Elle consiste à faire por­ter par une autre femme (la mère por­teuse) l’enfant d’un couple dont la mère ne peut pas (ou ne veut pas) accueillir l’embryon dans son uté­rus. En soi, elle est vieille comme le monde. Ainsi la Bible nous parle de Sarah, la femme d’Abraham qui, ne pou­vant avoir d’enfant, deman­da à son mari d’aller « vers sa ser­vante » Agar pour avoir par elle des enfants (Ge. 16,1–2). Mais la PMA per­met désor­mais que l’enfant « por­tée » soit issu géné­ti­que­ment de la mère d’intention, à savoir celle pour laquelle il est « por­tée ». En fait, la GPA n’est qu’une des nom­breuses mani­pu­la­tions que la PMA a ren­dues pos­sible. Elle peut avoir lieu de deux façons : soit la mère por­teuse est fécon­dée arti­fi­ciel­le­ment par le sperme du père ; soit on lui implante un ovo­cyte de la mère géné­tique fécon­dé par le sperme du père. Dans le pre­mier cas, elle four­nit aus­si l’ovocyte et est donc la « vraie » mère, la mère bio­lo­gique de l’enfant ; dans le deuxième cas, la mère por­teuse ne fait qu’offrir un récep­tacle ges­ta­tion­nel à l’embryon. Elle porte un enfant qui n’est pas le sien et qu’elle s’engage à aban­don­ner aux « vrais » parents à sa nais­sance. Finalement, elle loue son uté­rus, comme elle loue­rait une chambre avec ser­vice com­pris.

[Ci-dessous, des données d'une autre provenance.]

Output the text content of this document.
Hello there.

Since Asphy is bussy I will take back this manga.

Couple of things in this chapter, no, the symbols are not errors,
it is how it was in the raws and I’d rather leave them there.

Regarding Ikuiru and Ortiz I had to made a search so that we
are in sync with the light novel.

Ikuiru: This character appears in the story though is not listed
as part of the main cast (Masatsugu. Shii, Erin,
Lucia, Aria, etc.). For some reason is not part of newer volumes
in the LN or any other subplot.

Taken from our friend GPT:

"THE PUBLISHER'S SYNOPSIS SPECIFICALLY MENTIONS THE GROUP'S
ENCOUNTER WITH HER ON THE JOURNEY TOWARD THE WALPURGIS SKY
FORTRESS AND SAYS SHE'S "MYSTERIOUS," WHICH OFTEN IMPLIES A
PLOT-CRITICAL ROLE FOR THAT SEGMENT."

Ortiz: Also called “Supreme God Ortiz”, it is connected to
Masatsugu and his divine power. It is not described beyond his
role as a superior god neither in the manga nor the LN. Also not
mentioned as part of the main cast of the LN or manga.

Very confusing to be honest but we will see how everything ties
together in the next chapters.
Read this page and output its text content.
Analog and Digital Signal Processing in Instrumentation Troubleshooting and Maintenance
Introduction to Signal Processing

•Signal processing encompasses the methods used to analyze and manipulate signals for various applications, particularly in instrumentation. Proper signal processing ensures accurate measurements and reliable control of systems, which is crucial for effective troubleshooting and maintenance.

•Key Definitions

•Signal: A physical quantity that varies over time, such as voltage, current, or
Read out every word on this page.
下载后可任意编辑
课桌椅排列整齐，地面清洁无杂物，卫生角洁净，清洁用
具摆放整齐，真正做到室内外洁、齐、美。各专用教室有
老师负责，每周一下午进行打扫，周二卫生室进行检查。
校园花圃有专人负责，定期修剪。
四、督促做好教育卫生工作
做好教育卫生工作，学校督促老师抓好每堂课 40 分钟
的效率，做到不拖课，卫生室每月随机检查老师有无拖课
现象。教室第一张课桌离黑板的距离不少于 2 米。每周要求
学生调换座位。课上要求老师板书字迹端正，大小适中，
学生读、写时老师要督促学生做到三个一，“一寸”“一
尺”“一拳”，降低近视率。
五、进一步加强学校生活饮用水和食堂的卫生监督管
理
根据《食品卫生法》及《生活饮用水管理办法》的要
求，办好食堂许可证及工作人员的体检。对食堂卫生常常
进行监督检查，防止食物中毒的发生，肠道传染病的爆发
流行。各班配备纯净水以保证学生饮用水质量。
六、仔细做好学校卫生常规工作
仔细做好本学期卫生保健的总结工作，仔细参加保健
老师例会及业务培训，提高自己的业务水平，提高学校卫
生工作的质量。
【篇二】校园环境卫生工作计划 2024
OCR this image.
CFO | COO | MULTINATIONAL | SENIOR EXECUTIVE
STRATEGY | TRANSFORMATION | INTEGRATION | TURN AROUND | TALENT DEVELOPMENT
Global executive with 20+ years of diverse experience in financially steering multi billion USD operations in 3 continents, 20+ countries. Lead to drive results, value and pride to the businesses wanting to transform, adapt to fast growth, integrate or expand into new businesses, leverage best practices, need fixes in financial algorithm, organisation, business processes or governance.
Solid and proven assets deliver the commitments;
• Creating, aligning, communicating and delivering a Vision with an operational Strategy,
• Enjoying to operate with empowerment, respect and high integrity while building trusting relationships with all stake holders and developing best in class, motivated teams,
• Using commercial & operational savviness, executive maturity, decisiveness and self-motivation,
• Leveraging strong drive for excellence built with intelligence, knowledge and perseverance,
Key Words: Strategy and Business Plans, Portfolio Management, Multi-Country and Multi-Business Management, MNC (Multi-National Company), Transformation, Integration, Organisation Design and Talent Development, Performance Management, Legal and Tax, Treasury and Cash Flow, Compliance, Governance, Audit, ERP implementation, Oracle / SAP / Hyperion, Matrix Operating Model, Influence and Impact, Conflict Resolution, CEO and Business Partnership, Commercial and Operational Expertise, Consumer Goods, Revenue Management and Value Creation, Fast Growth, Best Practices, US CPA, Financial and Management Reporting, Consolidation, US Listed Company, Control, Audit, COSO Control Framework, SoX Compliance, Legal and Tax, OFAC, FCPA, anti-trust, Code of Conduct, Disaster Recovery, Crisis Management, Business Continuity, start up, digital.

Cependant, une telle ges­ta­tion n’est pas ano­dine. Elle crée des liens forts entre la « por­teuse » et l’enfant por­tée comme l’ont clai­re­ment mani­fes­tés plu­sieurs cas où la « mère por­teuse » a refu­sé de se sépa­rer de l’enfant à sa naissance.

Perspectives d’avenir

Jusqu’à main­te­nant ces dif­fé­rents « pro­grès » de la science ont sur­tout concer­né la femme. Mais nombre de scien­ti­fiques se pro­jettent déjà sur l’avenir pour ne pas lais­ser de côté l’homme. On envi­sage la pos­si­bi­li­té de la greffe d’utérus sur un homme pour lui per­mettre d’être « père por­teur » (Source : http://www.genethique.org/fr/les-hommes-pourraient-mettre-au-monde-des-enfants-dici‑5–10-ans-64499.html ; de la pro­créa­tion par 2 hommes, 2 femmes ou même une seule per­sonne (« Reproduire des sou­ris sans recou­rir à des ovo­cytes » ? http://www.genethique.org/fr/reproduire-des-souris-sans-recourir-des-ovocytes-66132.html ). Certes, ces aber­ra­tions n’ont pas encore été réa­li­sées et se révè­le­ront peut-​être impos­sibles. Il n’en reste pas moins que des scien­ti­fiques a prio­ri sérieux n’y voient pas d’obstacles majeurs et tra­vaillent à les rendre pos­sibles. Mû par un désir insa­tiable de domi­ner la nature pour la plier à sa volon­té, l’homme ne se recon­naît plus aucune limite.

Que dit la loi française

Le code de la san­té res­treint l’u­sage de la PMA aux couples stables com­po­sés d’un homme et une femme dans des cas pré­cis, à savoir l’in­fer­ti­li­té ou le risque de trans­mis­sion de mala­die grave : « L’assistance médi­cale à la pro­créa­tion a pour objet de remé­dier à l’in­fer­ti­li­té d’un couple ou d’é­vi­ter la trans­mis­sion à l’en­fant ou à un membre du couple d’une mala­die d’une par­ti­cu­lière gra­vi­té. Le carac­tère patho­lo­gique de l’in­fer­ti­li­té doit être médi­ca­le­ment diag­nos­ti­qué. » (art. L2141‑2) L’embryon « ne peut être conçu avec des gamètes ne pro­ve­nant pas d’un au moins des membres du couple » (art. L2141‑2). Une fois recon­nu ce prin­cipe, le code se voit dans l’o­bli­ga­tion de pré­ci­ser de nom­breux points (Titre IV : Assistance médi­cale à la pro­créa­tion) pour essayer d’é­vi­ter les nom­breuses dérives aux­quelles la PMA peut don­ner lieu. Par exemple, il doit sti­pu­ler qu” « un embryon humain ne peut être conçu ni uti­li­sé à des fins com­mer­ciales ou indus­trielles » (art. L2141‑8).
Le code civil pros­crit fer­me­ment la GPA sans excep­tion : « Toute conven­tion por­tant sur la pro­créa­tion ou la ges­ta­tion pour le compte d’au­trui est nulle. » (Art. 16–7, créé par la loi n°94–653 du 29 juillet 1994 – art. 3 JORF 30 juillet 1994)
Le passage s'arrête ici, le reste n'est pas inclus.